A1: Yes. When we perform the request authorization, you accept the transaction information, we also use latency and the duration metric, like a traceweber. In our emulations, we also emulate the latency performance of our framework, like the latency of a trace reconstruction and the end-to-end performance latency.

Q2: Hi. Thanks for the talk. It’s an interesting technique to use contents of the requests to try to correlate between the requests. Are there applications where the content is obfuscated in some way where it would be hard to use this approach? Thank you.
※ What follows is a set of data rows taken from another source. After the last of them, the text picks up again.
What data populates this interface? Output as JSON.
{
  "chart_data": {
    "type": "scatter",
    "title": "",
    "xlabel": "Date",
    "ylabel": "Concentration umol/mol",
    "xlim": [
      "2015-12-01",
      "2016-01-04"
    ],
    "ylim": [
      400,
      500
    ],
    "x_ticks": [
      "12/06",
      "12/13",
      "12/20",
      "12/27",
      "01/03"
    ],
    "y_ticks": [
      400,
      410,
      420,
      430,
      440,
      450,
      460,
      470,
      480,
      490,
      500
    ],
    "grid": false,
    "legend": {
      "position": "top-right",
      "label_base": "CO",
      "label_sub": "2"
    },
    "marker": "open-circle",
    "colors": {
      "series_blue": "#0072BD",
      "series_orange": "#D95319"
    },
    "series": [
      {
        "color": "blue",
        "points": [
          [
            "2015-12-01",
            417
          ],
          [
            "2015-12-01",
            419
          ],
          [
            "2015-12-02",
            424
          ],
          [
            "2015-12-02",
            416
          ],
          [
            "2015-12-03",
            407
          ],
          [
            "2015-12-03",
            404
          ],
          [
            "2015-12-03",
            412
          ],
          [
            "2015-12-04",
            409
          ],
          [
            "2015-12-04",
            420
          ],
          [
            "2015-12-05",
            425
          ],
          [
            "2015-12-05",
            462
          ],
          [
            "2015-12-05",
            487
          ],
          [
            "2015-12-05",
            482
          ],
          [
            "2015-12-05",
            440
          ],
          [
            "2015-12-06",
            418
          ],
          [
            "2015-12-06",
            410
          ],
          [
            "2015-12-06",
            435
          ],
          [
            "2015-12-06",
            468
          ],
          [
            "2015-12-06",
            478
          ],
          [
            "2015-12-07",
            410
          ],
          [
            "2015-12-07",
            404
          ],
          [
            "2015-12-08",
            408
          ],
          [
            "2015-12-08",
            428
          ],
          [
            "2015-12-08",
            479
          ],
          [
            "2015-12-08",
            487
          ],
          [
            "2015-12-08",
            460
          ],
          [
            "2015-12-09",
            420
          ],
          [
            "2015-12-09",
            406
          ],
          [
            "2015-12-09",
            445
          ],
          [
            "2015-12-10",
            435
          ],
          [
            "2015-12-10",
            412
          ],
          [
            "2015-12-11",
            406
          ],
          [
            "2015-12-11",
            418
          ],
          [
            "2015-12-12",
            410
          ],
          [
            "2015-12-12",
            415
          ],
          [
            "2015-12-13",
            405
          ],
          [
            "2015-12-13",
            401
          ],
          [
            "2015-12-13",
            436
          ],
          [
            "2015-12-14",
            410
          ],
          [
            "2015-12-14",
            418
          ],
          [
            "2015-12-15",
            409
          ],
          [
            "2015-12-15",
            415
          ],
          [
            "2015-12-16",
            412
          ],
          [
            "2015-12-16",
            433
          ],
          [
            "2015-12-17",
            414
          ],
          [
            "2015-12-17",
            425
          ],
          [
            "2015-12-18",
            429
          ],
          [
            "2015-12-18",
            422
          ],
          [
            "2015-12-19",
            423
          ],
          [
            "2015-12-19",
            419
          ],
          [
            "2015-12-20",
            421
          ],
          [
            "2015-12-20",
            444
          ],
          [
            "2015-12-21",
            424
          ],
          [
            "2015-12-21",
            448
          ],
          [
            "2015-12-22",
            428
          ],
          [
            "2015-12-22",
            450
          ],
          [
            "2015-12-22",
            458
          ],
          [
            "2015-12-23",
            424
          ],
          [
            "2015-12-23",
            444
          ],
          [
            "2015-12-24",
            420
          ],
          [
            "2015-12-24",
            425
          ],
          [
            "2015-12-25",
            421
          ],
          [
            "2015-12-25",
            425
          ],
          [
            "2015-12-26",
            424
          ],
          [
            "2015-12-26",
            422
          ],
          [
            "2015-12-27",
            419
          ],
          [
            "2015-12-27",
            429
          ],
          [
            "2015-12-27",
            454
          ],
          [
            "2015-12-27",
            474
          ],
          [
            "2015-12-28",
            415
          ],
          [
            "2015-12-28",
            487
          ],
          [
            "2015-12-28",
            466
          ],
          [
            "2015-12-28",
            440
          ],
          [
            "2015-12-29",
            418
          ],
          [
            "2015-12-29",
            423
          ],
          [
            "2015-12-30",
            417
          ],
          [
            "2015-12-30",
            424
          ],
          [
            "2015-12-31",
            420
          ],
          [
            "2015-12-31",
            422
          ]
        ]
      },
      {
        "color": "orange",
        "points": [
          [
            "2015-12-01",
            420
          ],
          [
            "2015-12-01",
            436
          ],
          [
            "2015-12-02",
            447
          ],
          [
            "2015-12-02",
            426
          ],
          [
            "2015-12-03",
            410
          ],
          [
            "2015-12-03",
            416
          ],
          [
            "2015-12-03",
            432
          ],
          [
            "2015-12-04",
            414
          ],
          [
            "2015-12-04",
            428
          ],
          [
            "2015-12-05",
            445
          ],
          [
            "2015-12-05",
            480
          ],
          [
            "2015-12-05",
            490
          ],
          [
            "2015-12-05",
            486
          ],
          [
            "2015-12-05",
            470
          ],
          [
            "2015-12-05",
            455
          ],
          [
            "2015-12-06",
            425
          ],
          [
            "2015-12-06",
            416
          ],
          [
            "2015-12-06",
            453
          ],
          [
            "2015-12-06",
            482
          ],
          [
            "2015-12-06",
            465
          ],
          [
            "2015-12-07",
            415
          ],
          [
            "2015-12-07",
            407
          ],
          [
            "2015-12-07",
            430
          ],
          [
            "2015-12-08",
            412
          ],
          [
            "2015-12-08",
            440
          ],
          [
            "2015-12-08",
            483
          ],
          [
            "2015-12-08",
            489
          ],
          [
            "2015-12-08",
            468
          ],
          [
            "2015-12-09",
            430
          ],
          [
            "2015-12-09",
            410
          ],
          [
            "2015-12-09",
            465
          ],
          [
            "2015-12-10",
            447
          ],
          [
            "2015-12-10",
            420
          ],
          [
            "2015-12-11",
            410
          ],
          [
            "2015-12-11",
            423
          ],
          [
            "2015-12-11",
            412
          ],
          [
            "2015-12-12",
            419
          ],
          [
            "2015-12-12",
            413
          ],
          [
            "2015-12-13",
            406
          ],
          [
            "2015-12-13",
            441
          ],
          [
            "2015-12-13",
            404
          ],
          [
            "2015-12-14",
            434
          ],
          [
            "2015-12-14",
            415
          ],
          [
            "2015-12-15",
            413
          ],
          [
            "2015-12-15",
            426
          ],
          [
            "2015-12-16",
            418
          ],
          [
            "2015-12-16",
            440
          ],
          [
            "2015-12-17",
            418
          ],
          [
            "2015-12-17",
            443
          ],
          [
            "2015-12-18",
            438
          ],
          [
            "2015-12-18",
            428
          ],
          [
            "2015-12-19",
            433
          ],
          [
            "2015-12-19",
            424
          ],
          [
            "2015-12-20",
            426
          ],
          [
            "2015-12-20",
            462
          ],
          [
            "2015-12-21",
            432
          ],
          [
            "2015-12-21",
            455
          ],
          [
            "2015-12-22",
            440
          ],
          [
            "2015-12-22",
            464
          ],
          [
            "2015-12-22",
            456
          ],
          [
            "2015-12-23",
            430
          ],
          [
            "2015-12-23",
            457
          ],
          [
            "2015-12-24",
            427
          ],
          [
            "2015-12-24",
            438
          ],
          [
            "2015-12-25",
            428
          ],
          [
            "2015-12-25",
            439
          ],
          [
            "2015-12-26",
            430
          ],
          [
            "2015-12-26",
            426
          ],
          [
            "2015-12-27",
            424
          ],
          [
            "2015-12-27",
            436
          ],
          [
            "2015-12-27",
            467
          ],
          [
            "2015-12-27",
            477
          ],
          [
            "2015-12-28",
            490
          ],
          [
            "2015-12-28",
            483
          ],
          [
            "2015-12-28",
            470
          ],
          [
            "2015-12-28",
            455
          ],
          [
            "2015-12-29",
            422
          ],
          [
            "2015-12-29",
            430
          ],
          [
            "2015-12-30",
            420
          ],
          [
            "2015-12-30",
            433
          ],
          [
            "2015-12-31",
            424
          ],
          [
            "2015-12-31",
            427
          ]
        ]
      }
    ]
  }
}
A2: It’s a good question. The content is not always useful because the persistent transition file is not always used in the request content. So, to solve this problem, we also use causality-related metric to the success of parent-child relationship. This is done by traceweber and we pass this works in past. But this is not my main focus. Thank you.

Personal thoughts
I find the paper’s main strength lies in bridging the gap between accuracy and non-intrusiveness. By combining semantic content analysis with protocol-aware parsing, DeepTrace avoids the pitfalls of timing-only inference. The integration with production systems and case studies (e.g., diagnosing latency issues and mitigating application-layer DDoS attacks) highlights the framework’s real-world relevance.

However, I find some limitations. First, the approach depends on extracting meaningful transaction fields, which may not always be available in proprietary or encrypted protocols. Second, while the system reduces overhead, it still requires eBPF-based kernel instrumentation, which may introduce operational complexity in certain environments. For future work, it would be interesting to explore global inference across components, as well as extensions for encrypted or proprietary protocols.